A $1.3 million EUREKA grant to Lin from the National Institute of Mental Health funded the study.

The study in rats follows an epidemiologic study in humans, published in July in the Archives of General Psychiatry. That investigation found that children of mothers who took SSRIs during the year prior to giving birth ran twice the normal risk of developing autism.

"While one must always be cautious extrapolating from medication effects in rats to medication effects in people, these new results suggest an opportunity to study the mechanisms by which antidepressants influence brain and behavioral development," said Dr. Thomas R. Insel, director of the NIMH. "These studies will help to balance the mental health needs of pregnant mothers with possible increased risk to their offspring."

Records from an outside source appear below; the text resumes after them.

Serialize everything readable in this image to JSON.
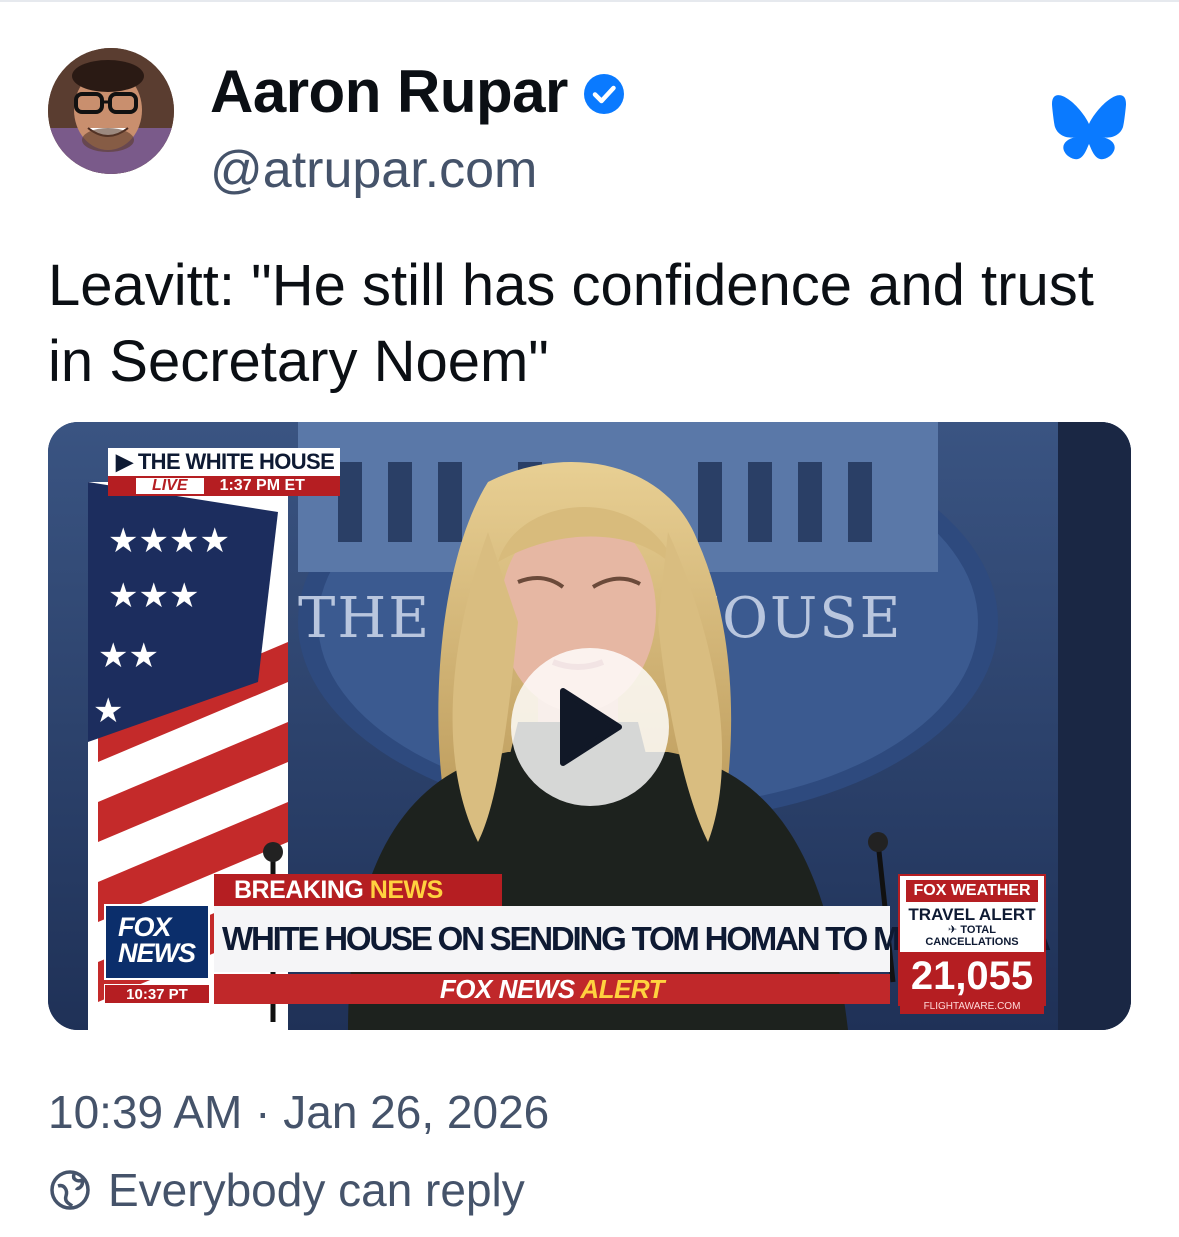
{
  "author": {
    "display_name": "Aaron Rupar",
    "handle": "@atrupar.com",
    "verified": true
  },
  "post": {
    "text": "Leavitt: \"He still has confidence and trust in Secretary Noem\""
  },
  "video": {
    "overlay": {
      "location": "THE WHITE HOUSE",
      "live_label": "LIVE",
      "live_time": "1:37 PM ET",
      "backdrop_text": "THE W          IOUSE",
      "network": "FOX NEWS",
      "network_time": "10:37 PT",
      "breaking_prefix": "BREAKING",
      "breaking_suffix": "NEWS",
      "headline": "WHITE HOUSE ON SENDING TOM HOMAN TO MINNESOTA",
      "alert_prefix": "FOX NEWS",
      "alert_suffix": "ALERT",
      "weather_brand": "FOX WEATHER",
      "weather_title": "TRAVEL ALERT",
      "weather_subtitle": "TOTAL CANCELLATIONS",
      "weather_count": "21,055",
      "weather_source": "FLIGHTAWARE.COM"
    }
  },
  "footer": {
    "timestamp": "10:39 AM · Jan 26, 2026",
    "reply_setting": "Everybody can reply"
  },
  "icons": {
    "verified": "verified-badge-icon",
    "bluesky": "bluesky-butterfly-icon",
    "play": "play-icon",
    "reply": "reply-permission-icon"
  },
  "colors": {
    "accent": "#0a7aff",
    "secondary_text": "#45536a",
    "fox_red": "#b51e22",
    "fox_blue": "#0b2e6b"
  }
}
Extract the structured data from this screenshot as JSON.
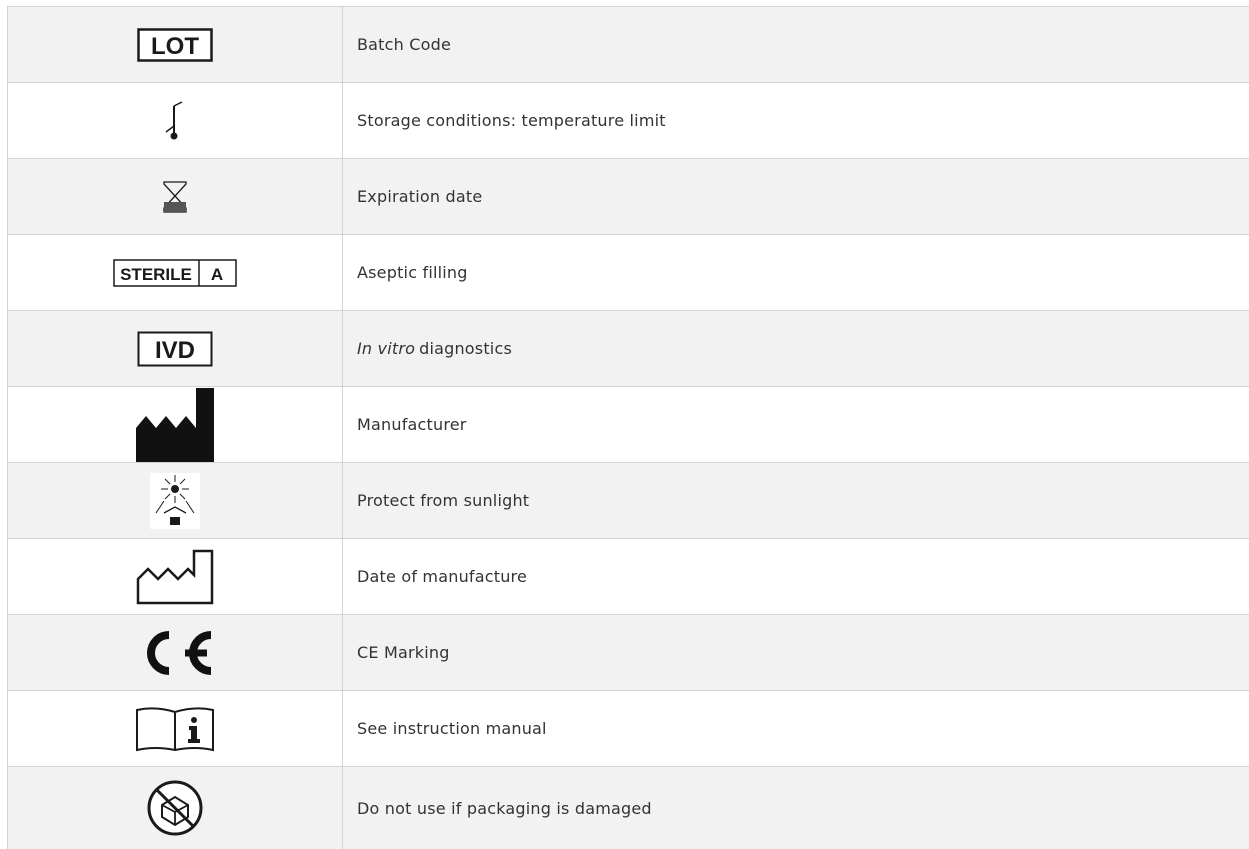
{
  "rows": [
    {
      "icon": "lot-batch-code-icon",
      "icon_text": "LOT",
      "label": "Batch Code"
    },
    {
      "icon": "temperature-limit-icon",
      "label": "Storage conditions: temperature limit"
    },
    {
      "icon": "hourglass-expiration-icon",
      "label": "Expiration date"
    },
    {
      "icon": "sterile-aseptic-icon",
      "icon_text": [
        "STERILE",
        "A"
      ],
      "label": "Aseptic filling"
    },
    {
      "icon": "ivd-icon",
      "icon_text": "IVD",
      "label_italic": "In vitro",
      "label": "diagnostics"
    },
    {
      "icon": "manufacturer-factory-icon",
      "label": "Manufacturer"
    },
    {
      "icon": "protect-from-sunlight-icon",
      "label": "Protect from sunlight"
    },
    {
      "icon": "date-of-manufacture-icon",
      "label": "Date of manufacture"
    },
    {
      "icon": "ce-marking-icon",
      "label": "CE Marking"
    },
    {
      "icon": "instruction-manual-icon",
      "label": "See instruction manual"
    },
    {
      "icon": "do-not-use-damaged-package-icon",
      "label": "Do not use if packaging is damaged"
    }
  ],
  "colors": {
    "border": "#d3d3d3",
    "stripe": "#f2f2f2",
    "text": "#333333",
    "icon": "#1a1a1a"
  }
}
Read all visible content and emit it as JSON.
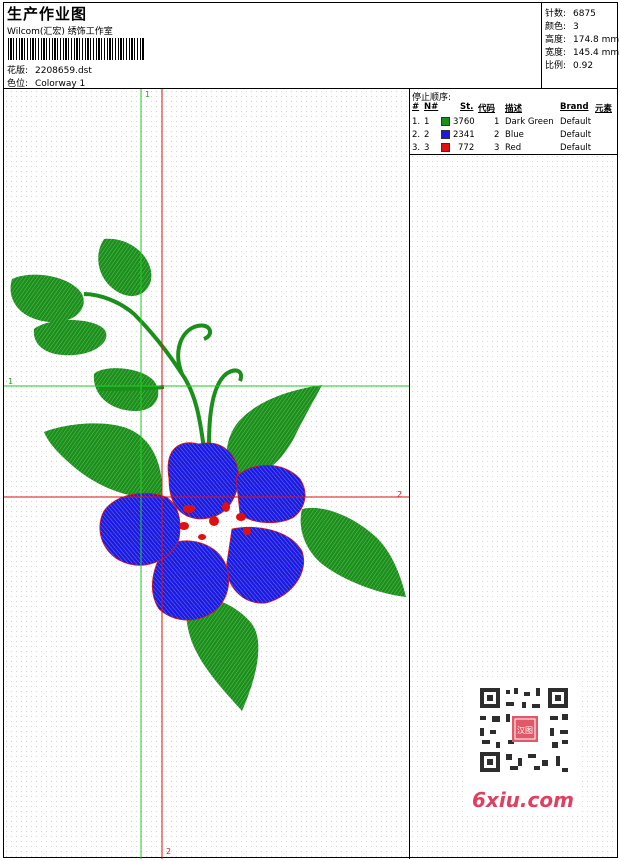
{
  "header": {
    "title": "生产作业图",
    "subtitle": "Wilcom(汇宏) 绣饰工作室",
    "design_label": "花版:",
    "design_value": "2208659.dst",
    "colorway_label": "色位:",
    "colorway_value": "Colorway 1"
  },
  "stats": [
    {
      "label": "针数:",
      "value": "6875"
    },
    {
      "label": "颜色:",
      "value": "3"
    },
    {
      "label": "高度:",
      "value": "174.8 mm"
    },
    {
      "label": "宽度:",
      "value": "145.4 mm"
    },
    {
      "label": "比例:",
      "value": "0.92"
    }
  ],
  "stop_sequence": {
    "title": "停止顺序:",
    "columns": [
      "#",
      "N#",
      "St.",
      "代码",
      "描述",
      "Brand",
      "元素"
    ],
    "rows": [
      {
        "n": "1.",
        "num": "1",
        "color": "#1a8f1a",
        "stitches": "3760",
        "code": "1",
        "desc": "Dark Green",
        "brand": "Default"
      },
      {
        "n": "2.",
        "num": "2",
        "color": "#1a1ae0",
        "stitches": "2341",
        "code": "2",
        "desc": "Blue",
        "brand": "Default"
      },
      {
        "n": "3.",
        "num": "3",
        "color": "#e01010",
        "stitches": "772",
        "code": "3",
        "desc": "Red",
        "brand": "Default"
      }
    ]
  },
  "axes": {
    "green_top": "1",
    "green_left": "1",
    "red_right": "2",
    "red_bottom": "2"
  },
  "watermark": {
    "text": "6xiu.com",
    "stamp": "汉图"
  },
  "colors": {
    "green": "#1a8f1a",
    "blue": "#1a1ae0",
    "red": "#e01010"
  }
}
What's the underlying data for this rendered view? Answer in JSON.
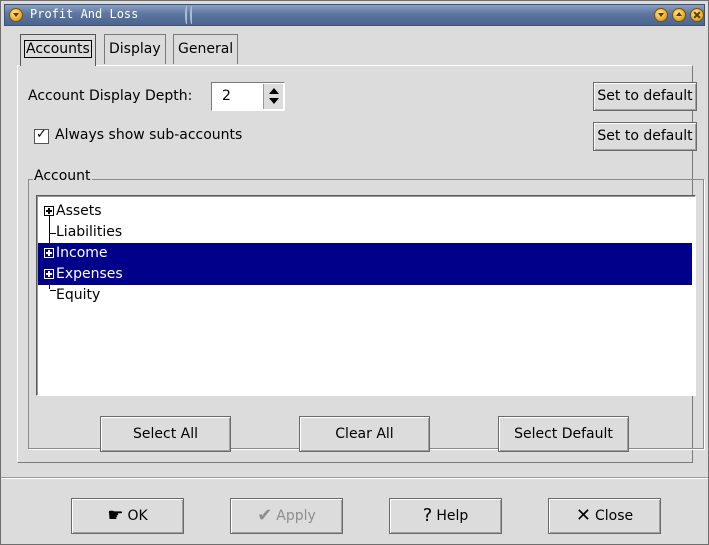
{
  "window": {
    "title": "Profit And Loss"
  },
  "tabs": [
    {
      "label": "Accounts",
      "active": true
    },
    {
      "label": "Display",
      "active": false
    },
    {
      "label": "General",
      "active": false
    }
  ],
  "accounts_tab": {
    "depth_label": "Account Display Depth:",
    "depth_value": "2",
    "set_default_label_1": "Set to default",
    "always_show_label": "Always show sub-accounts",
    "always_show_checked": true,
    "set_default_label_2": "Set to default",
    "frame_title": "Account",
    "tree": [
      {
        "label": "Assets",
        "expandable": true,
        "selected": false
      },
      {
        "label": "Liabilities",
        "expandable": false,
        "selected": false
      },
      {
        "label": "Income",
        "expandable": true,
        "selected": true
      },
      {
        "label": "Expenses",
        "expandable": true,
        "selected": true
      },
      {
        "label": "Equity",
        "expandable": false,
        "selected": false
      }
    ],
    "select_all_label": "Select All",
    "clear_all_label": "Clear All",
    "select_default_label": "Select Default"
  },
  "dialog_buttons": {
    "ok_label": "OK",
    "apply_label": "Apply",
    "help_label": "Help",
    "close_label": "Close"
  },
  "colors": {
    "selection": "#00008b",
    "titlebar": "#5c76a0",
    "background": "#dcdcdc"
  }
}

The incidence of pregnant women taking SSRIs has grown from about .5 percent in 1985 when the first one came on the market to nearly 10 percent today, Paul said.

Autism was initially described in 1943 and through the next decades the parameters expanded. In 1996, the rate of incidence was less than 1 in 1,000 births and by 2007 it reached about 1 in 200. The rates of incidence of ASD have roughly doubled every three-to-five years to 1 in 91 currently, he said.

"The diagnosis has widened with the awareness that it's a spectrum disorder that encompasses a whole range of communication problems, but that doesn't account for all the increase by any means," Paul said.

Merzenich said a genetic component for autism risk is found in certain families, more strongly expressed in some members than in others.

"Genetic weakness can put a child at risk for autism origin," he said. The neurological distortions attributable to SSRIs plausibly add to the child's neurological burdens. We think that SSRIs may thereby increase the risks of ASD. In any event, further study in child populations should determine if this is or is not the case."

Lin cautioned that pregnant women shouldn't quit taking prescribed antidepressants based solely on the study's results.

"In this study we eliminated as many external factors as possible. But real-life situations are much more complex," he said.

Stress hormones - which affect the same neurological systems as SSRIs - can also be detrimental to a developing baby, Simpson said, indicating another significant difference between the laboratory study and real-life situations.

"We intentionally looked for treatment effects in groups of rats that were considered normal at the beginning of the study and were birthed from normal mothers. The effects of SSRIs on babies carried by depressed mothers are not known," she said.

Lin also emphasized the findings call for more study of SSRIs, particularly in humans.

"We need to know which one causes minimal damage but also at what dose, for how long and at what points in pregnancy. So basically, we still have a lot to learn," he said.

He credited a multidisciplinary team of investigators for the work.

"This kind of work could never have been done in one lab," Lin said. "It's absolutely the result of a team approach that took people in pediatrics, pharmacology, neurobiology and anatomical sciences, psychiatry, physiology and otolaryngology."